LeNet-5
wangzf / 2023-01-27
LeNet-5 简介
在神经网络的和深度学习领域,Yann LeCun 在 1998 年在 IEEE 上发表了 (Gradient-based learning applied to document recognition,1998), 文中首次提出了 卷积-池化-全连接 的神经网络结构, 由 LeCun 提出的七层网络命名为 LeNet-5,因而也为他赢得了 CNN 之父的美誉。
LeNet-5 网络结构
作为标准的卷积网络结构,LeNet-5 对后世的影响深远,以至于在 16 年后,谷歌提出 Inception 网络时也将其命名为 GoogLeNet, 以致敬 Yann LeCun 对卷积神经网络发展的贡献。然而 LeNet-5 提出后的十几年里,由于神经网络的可解释性问题和计算资源的限制, 神经网络的发展一直处于低谷。
LeNet-5 共有 5 层(输入输出层不计入层数,池化层与卷积层算 1 层). 每层都有一定的训练参数,其中三个卷积层的训练参数较多,每层都有多个滤波器(特征图), 每个滤波器都对上一层的输出提取不同的像素特征:
- Layer input:输入
- Layer 1:卷积-池化
- Layer 2:卷积-池化
- Layer 3:卷积(全连接)
- Layer 4:全连接
- Layer 5:全连接
- Layer output:输出
原始论文中的网络结构:
下面是对网络结构的详解:
As the name indicates,LeNet5 has 5 layers with two convolutional and three fully connected layers. Let’s start with the input. LeNet5 accepts as input a greyscale image of 32x32, indicating that the architecture is not suitable for RGB images (multiple channels). So the input image should contain just one channel. After this,we start with our convolutional layers.
The first convolutional layer has a filter size of 5x5 with 6 such filters. This will reduce the width and height of the image while increasing the depth (number of channels). The output would be 28x28x6. After this,pooling is applied to decrease the feature map by half, i.e,14x14x6. Same filter size (5x5) with 16 filters is now applied to the output followed by a pooling layer. This reduces the output feature map to 5x5x16.

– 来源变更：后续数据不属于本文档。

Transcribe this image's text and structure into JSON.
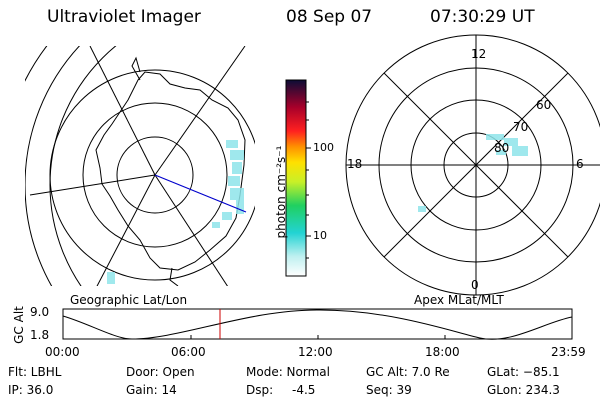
{
  "header": {
    "title": "Ultraviolet Imager",
    "date": "08 Sep 07",
    "time": "07:30:29 UT"
  },
  "colorbar": {
    "unit_label": "photon cm⁻²s⁻¹",
    "ticks": [
      "100",
      "10"
    ]
  },
  "left_panel": {
    "caption": "Geographic Lat/Lon"
  },
  "right_panel": {
    "caption": "Apex MLat/MLT",
    "mlt_labels": {
      "top": "12",
      "left": "18",
      "right": "6",
      "bottom": "0"
    },
    "lat_labels": [
      "60",
      "70",
      "80"
    ]
  },
  "altitude_plot": {
    "ylabel": "GC Alt",
    "yticks": [
      "9.0",
      "1.8"
    ],
    "xticks": [
      "00:00",
      "06:00",
      "12:00",
      "18:00",
      "23:59"
    ]
  },
  "footer": {
    "filter": "Flt: LBHL",
    "ip": "IP: 36.0",
    "door": "Door: Open",
    "gain": "Gain: 14",
    "mode": "Mode: Normal",
    "dsp": "Dsp:",
    "dsp_value": "-4.5",
    "gc_alt": "GC Alt: 7.0 Re",
    "seq": "Seq: 39",
    "glat": "GLat: −85.1",
    "glon": "GLon: 234.3"
  }
}
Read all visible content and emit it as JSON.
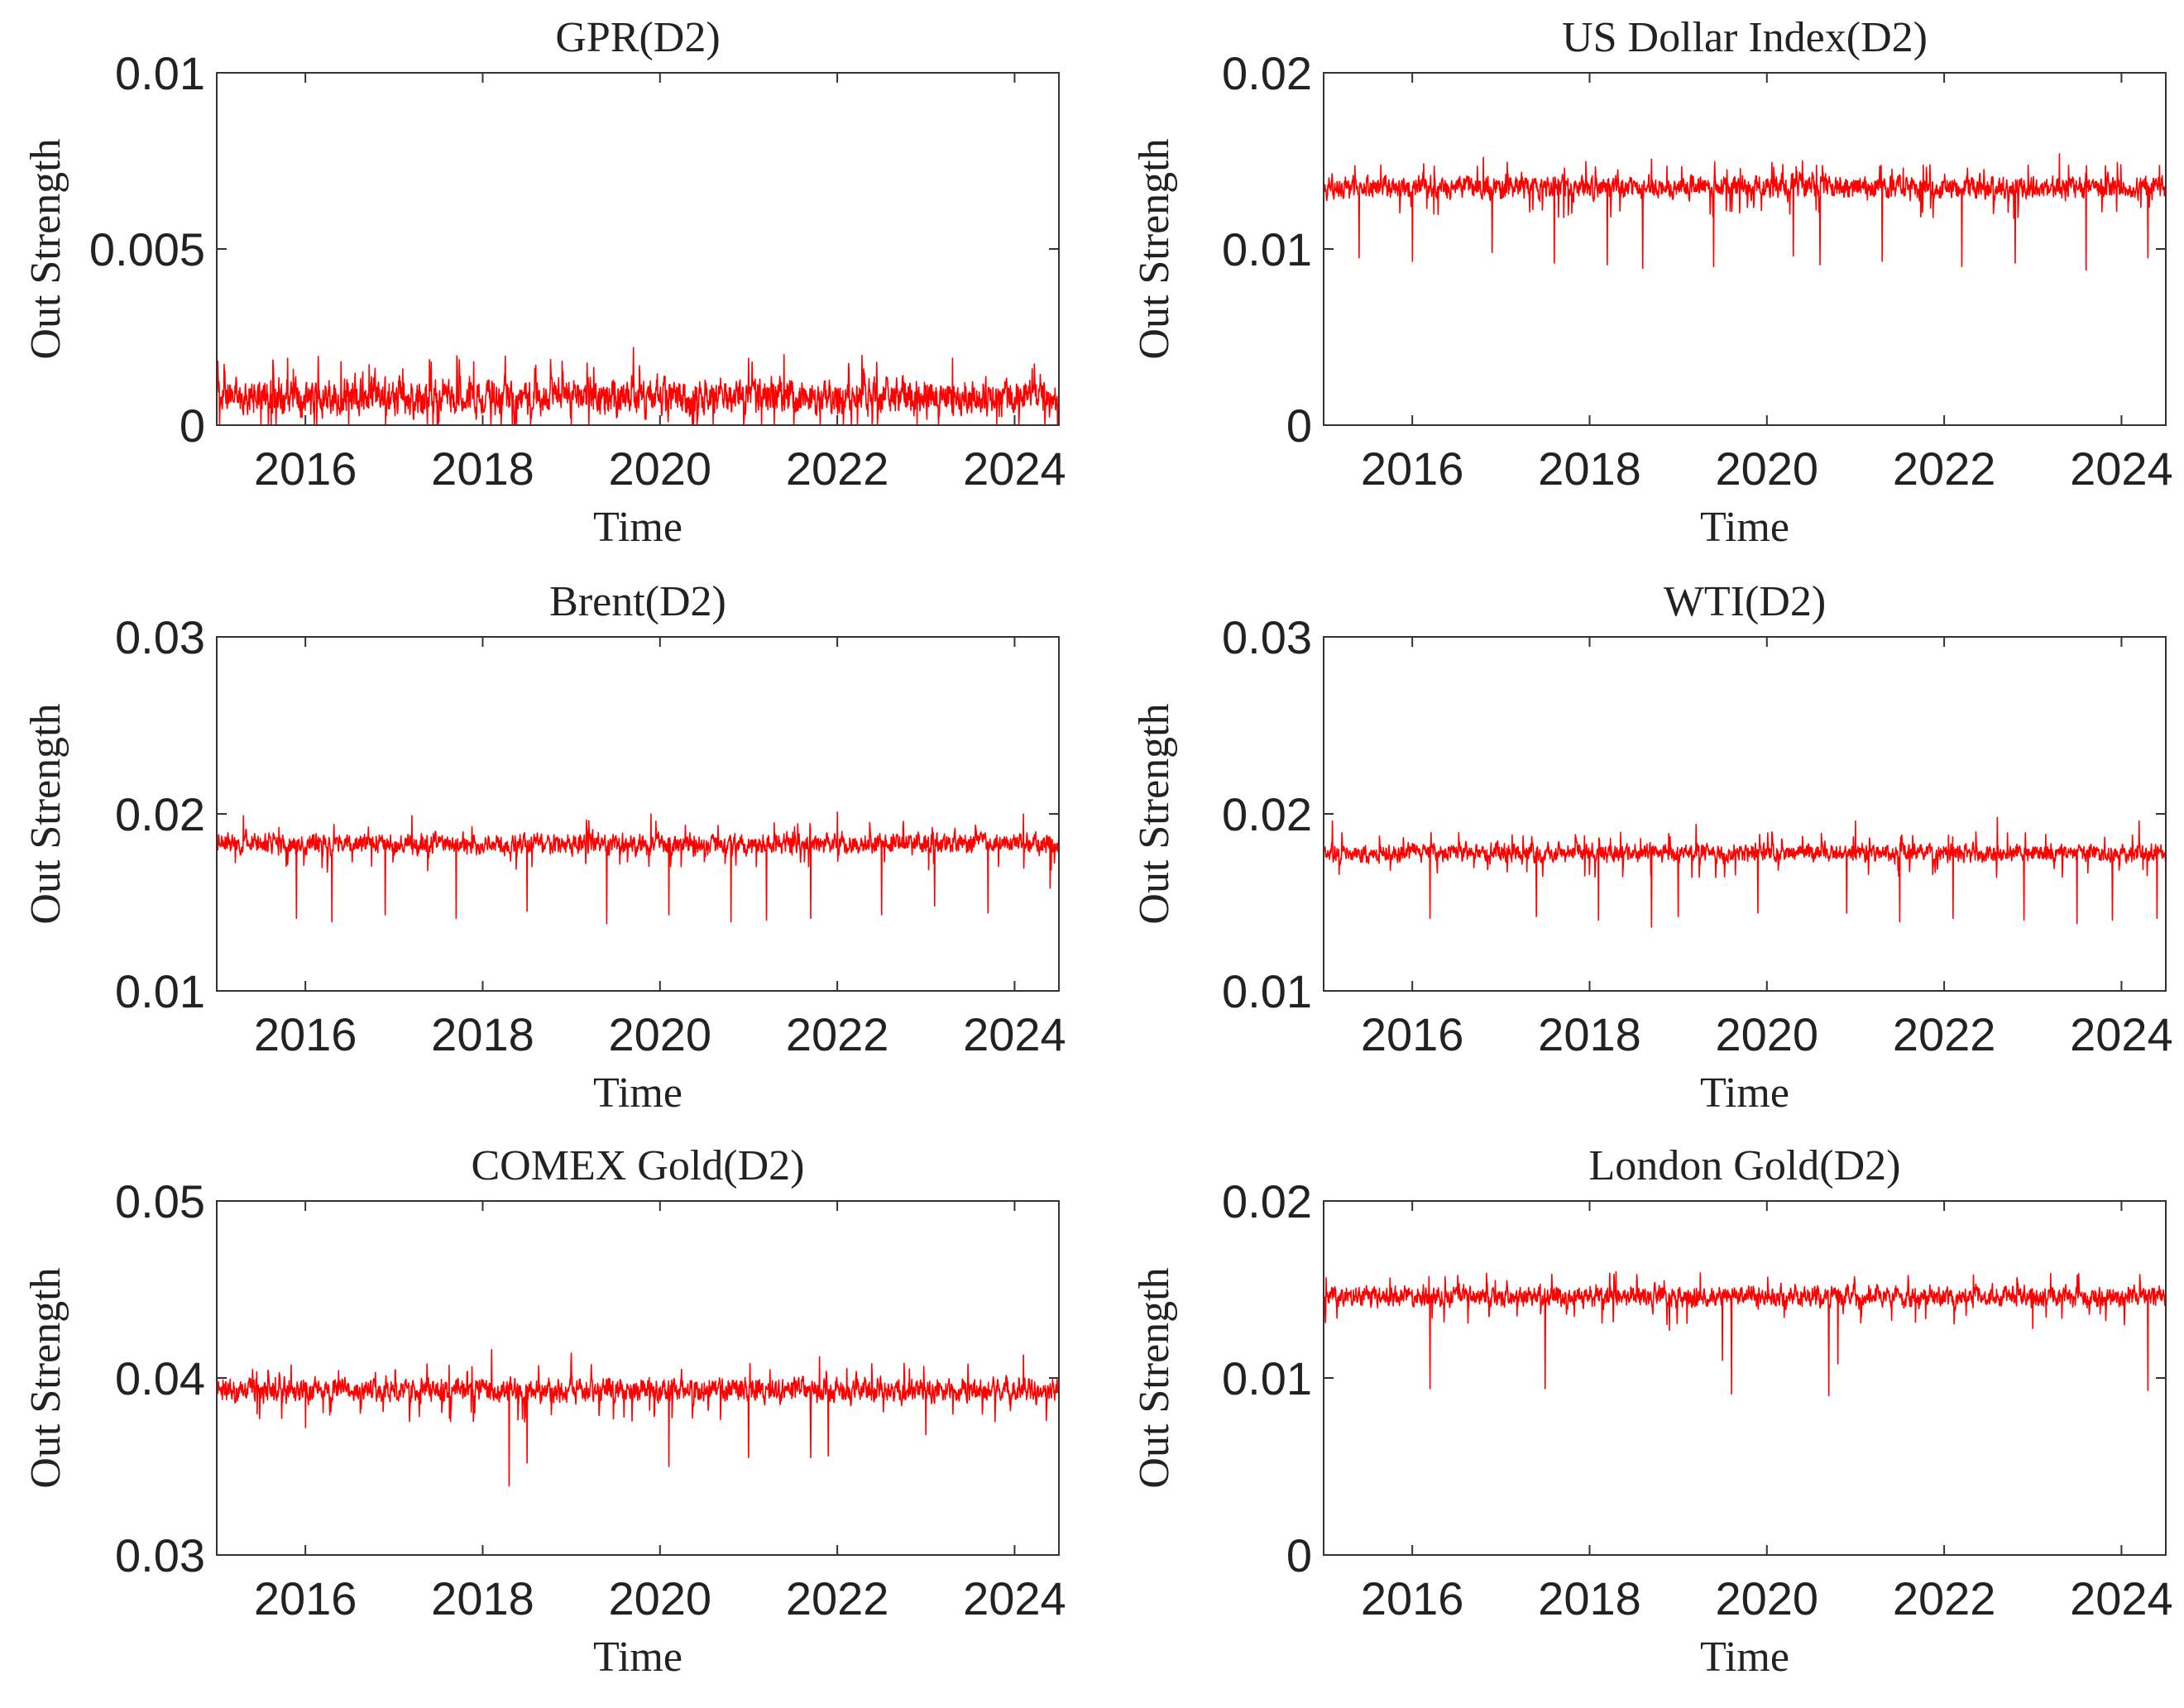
{
  "figure": {
    "series_color": "#ff0000",
    "axis_color": "#333333",
    "background": "#ffffff"
  },
  "chart_data": [
    {
      "type": "line",
      "title": "GPR(D2)",
      "xlabel": "Time",
      "ylabel": "Out Strength",
      "xlim": [
        2015.0,
        2024.5
      ],
      "ylim": [
        0,
        0.01
      ],
      "xticks": [
        2016,
        2018,
        2020,
        2022,
        2024
      ],
      "xtick_labels": [
        "2016",
        "2018",
        "2020",
        "2022",
        "2024"
      ],
      "yticks": [
        0,
        0.005,
        0.01
      ],
      "ytick_labels": [
        "0",
        "0.005",
        "0.01"
      ],
      "series": [
        {
          "name": "GPR(D2)",
          "color": "#ff0000",
          "points": 2400,
          "base": 0.0008,
          "band": 0.0007,
          "spikes_up": [
            [
              2015.8,
              0.0019
            ],
            [
              2016.4,
              0.0018
            ],
            [
              2017.1,
              0.0016
            ],
            [
              2017.9,
              0.0018
            ],
            [
              2018.6,
              0.0017
            ],
            [
              2019.7,
              0.0022
            ],
            [
              2021.0,
              0.0019
            ],
            [
              2021.4,
              0.002
            ],
            [
              2022.3,
              0.0016
            ],
            [
              2023.3,
              0.0019
            ],
            [
              2024.2,
              0.0016
            ]
          ],
          "spikes_down": [
            [
              2015.5,
              0.0
            ],
            [
              2016.1,
              0.0
            ],
            [
              2017.5,
              0.0
            ],
            [
              2019.0,
              0.0
            ],
            [
              2020.6,
              0.0
            ],
            [
              2022.9,
              0.0
            ],
            [
              2023.8,
              0.0
            ]
          ]
        }
      ]
    },
    {
      "type": "line",
      "title": "US Dollar Index(D2)",
      "xlabel": "Time",
      "ylabel": "Out Strength",
      "xlim": [
        2015.0,
        2024.5
      ],
      "ylim": [
        0,
        0.02
      ],
      "xticks": [
        2016,
        2018,
        2020,
        2022,
        2024
      ],
      "xtick_labels": [
        "2016",
        "2018",
        "2020",
        "2022",
        "2024"
      ],
      "yticks": [
        0,
        0.01,
        0.02
      ],
      "ytick_labels": [
        "0",
        "0.01",
        "0.02"
      ],
      "series": [
        {
          "name": "US Dollar Index(D2)",
          "color": "#ff0000",
          "points": 2400,
          "base": 0.0135,
          "band": 0.0009,
          "spikes_up": [
            [
              2016.8,
              0.0152
            ],
            [
              2018.7,
              0.0151
            ],
            [
              2020.4,
              0.015
            ],
            [
              2023.3,
              0.0154
            ]
          ],
          "spikes_down": [
            [
              2015.4,
              0.0095
            ],
            [
              2016.0,
              0.0093
            ],
            [
              2016.9,
              0.0098
            ],
            [
              2017.6,
              0.0092
            ],
            [
              2018.2,
              0.0091
            ],
            [
              2018.6,
              0.0089
            ],
            [
              2019.4,
              0.009
            ],
            [
              2020.3,
              0.0096
            ],
            [
              2020.6,
              0.0091
            ],
            [
              2021.3,
              0.0093
            ],
            [
              2022.2,
              0.009
            ],
            [
              2022.8,
              0.0092
            ],
            [
              2023.6,
              0.0088
            ],
            [
              2024.3,
              0.0095
            ]
          ]
        }
      ]
    },
    {
      "type": "line",
      "title": "Brent(D2)",
      "xlabel": "Time",
      "ylabel": "Out Strength",
      "xlim": [
        2015.0,
        2024.5
      ],
      "ylim": [
        0.01,
        0.03
      ],
      "xticks": [
        2016,
        2018,
        2020,
        2022,
        2024
      ],
      "xtick_labels": [
        "2016",
        "2018",
        "2020",
        "2022",
        "2024"
      ],
      "yticks": [
        0.01,
        0.02,
        0.03
      ],
      "ytick_labels": [
        "0.01",
        "0.02",
        "0.03"
      ],
      "series": [
        {
          "name": "Brent(D2)",
          "color": "#ff0000",
          "points": 2400,
          "base": 0.0183,
          "band": 0.0008,
          "spikes_up": [
            [
              2015.3,
              0.0199
            ],
            [
              2017.2,
              0.0199
            ],
            [
              2019.9,
              0.02
            ],
            [
              2022.0,
              0.0201
            ],
            [
              2024.1,
              0.02
            ]
          ],
          "spikes_down": [
            [
              2015.9,
              0.0141
            ],
            [
              2016.3,
              0.0139
            ],
            [
              2016.9,
              0.0143
            ],
            [
              2017.7,
              0.0141
            ],
            [
              2018.5,
              0.0145
            ],
            [
              2019.4,
              0.0138
            ],
            [
              2020.1,
              0.0143
            ],
            [
              2020.8,
              0.0139
            ],
            [
              2021.2,
              0.014
            ],
            [
              2021.7,
              0.0141
            ],
            [
              2022.5,
              0.0143
            ],
            [
              2023.1,
              0.0148
            ],
            [
              2023.7,
              0.0144
            ],
            [
              2024.4,
              0.0158
            ]
          ]
        }
      ]
    },
    {
      "type": "line",
      "title": "WTI(D2)",
      "xlabel": "Time",
      "ylabel": "Out Strength",
      "xlim": [
        2015.0,
        2024.5
      ],
      "ylim": [
        0.01,
        0.03
      ],
      "xticks": [
        2016,
        2018,
        2020,
        2022,
        2024
      ],
      "xtick_labels": [
        "2016",
        "2018",
        "2020",
        "2022",
        "2024"
      ],
      "yticks": [
        0.01,
        0.02,
        0.03
      ],
      "ytick_labels": [
        "0.01",
        "0.02",
        "0.03"
      ],
      "series": [
        {
          "name": "WTI(D2)",
          "color": "#ff0000",
          "points": 2400,
          "base": 0.0178,
          "band": 0.0007,
          "spikes_up": [
            [
              2015.1,
              0.0196
            ],
            [
              2019.2,
              0.0194
            ],
            [
              2021.0,
              0.0196
            ],
            [
              2022.6,
              0.0198
            ],
            [
              2024.2,
              0.0196
            ]
          ],
          "spikes_down": [
            [
              2016.2,
              0.0141
            ],
            [
              2017.4,
              0.0142
            ],
            [
              2018.1,
              0.014
            ],
            [
              2018.7,
              0.0136
            ],
            [
              2019.0,
              0.0142
            ],
            [
              2019.9,
              0.0144
            ],
            [
              2020.9,
              0.0144
            ],
            [
              2021.5,
              0.0139
            ],
            [
              2022.1,
              0.0141
            ],
            [
              2022.9,
              0.014
            ],
            [
              2023.5,
              0.0138
            ],
            [
              2023.9,
              0.014
            ],
            [
              2024.4,
              0.0141
            ]
          ]
        }
      ]
    },
    {
      "type": "line",
      "title": "COMEX Gold(D2)",
      "xlabel": "Time",
      "ylabel": "Out Strength",
      "xlim": [
        2015.0,
        2024.5
      ],
      "ylim": [
        0.03,
        0.05
      ],
      "xticks": [
        2016,
        2018,
        2020,
        2022,
        2024
      ],
      "xtick_labels": [
        "2016",
        "2018",
        "2020",
        "2022",
        "2024"
      ],
      "yticks": [
        0.03,
        0.04,
        0.05
      ],
      "ytick_labels": [
        "0.03",
        "0.04",
        "0.05"
      ],
      "series": [
        {
          "name": "COMEX Gold(D2)",
          "color": "#ff0000",
          "points": 2400,
          "base": 0.0393,
          "band": 0.0009,
          "spikes_up": [
            [
              2018.1,
              0.0416
            ],
            [
              2019.0,
              0.0414
            ],
            [
              2021.8,
              0.0412
            ],
            [
              2024.1,
              0.0413
            ]
          ],
          "spikes_down": [
            [
              2016.0,
              0.0372
            ],
            [
              2018.3,
              0.0339
            ],
            [
              2018.5,
              0.0352
            ],
            [
              2020.1,
              0.035
            ],
            [
              2021.0,
              0.0355
            ],
            [
              2021.7,
              0.0355
            ],
            [
              2021.9,
              0.0356
            ],
            [
              2023.0,
              0.0368
            ]
          ]
        }
      ]
    },
    {
      "type": "line",
      "title": "London Gold(D2)",
      "xlabel": "Time",
      "ylabel": "Out Strength",
      "xlim": [
        2015.0,
        2024.5
      ],
      "ylim": [
        0,
        0.02
      ],
      "xticks": [
        2016,
        2018,
        2020,
        2022,
        2024
      ],
      "xtick_labels": [
        "2016",
        "2018",
        "2020",
        "2022",
        "2024"
      ],
      "yticks": [
        0,
        0.01,
        0.02
      ],
      "ytick_labels": [
        "0",
        "0.01",
        "0.02"
      ],
      "series": [
        {
          "name": "London Gold(D2)",
          "color": "#ff0000",
          "points": 2400,
          "base": 0.0146,
          "band": 0.0008,
          "spikes_up": [
            [
              2015.0,
              0.0156
            ],
            [
              2018.3,
              0.016
            ],
            [
              2023.2,
              0.0159
            ]
          ],
          "spikes_down": [
            [
              2016.2,
              0.0094
            ],
            [
              2017.5,
              0.0094
            ],
            [
              2018.9,
              0.0127
            ],
            [
              2019.5,
              0.011
            ],
            [
              2019.6,
              0.0091
            ],
            [
              2020.7,
              0.009
            ],
            [
              2020.8,
              0.0108
            ],
            [
              2023.0,
              0.0128
            ],
            [
              2024.3,
              0.0093
            ]
          ]
        }
      ]
    }
  ]
}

After this,a convolutional layer of size 5x5 with 120 filters is applied to flatten the feature map to 120 values. Then comes the first fully connected layer,with 84 neurons. Finally,we have the output layer which has 10 output neurons, since the MNIST data have 10 classes for each of the represented 10 numerical digits.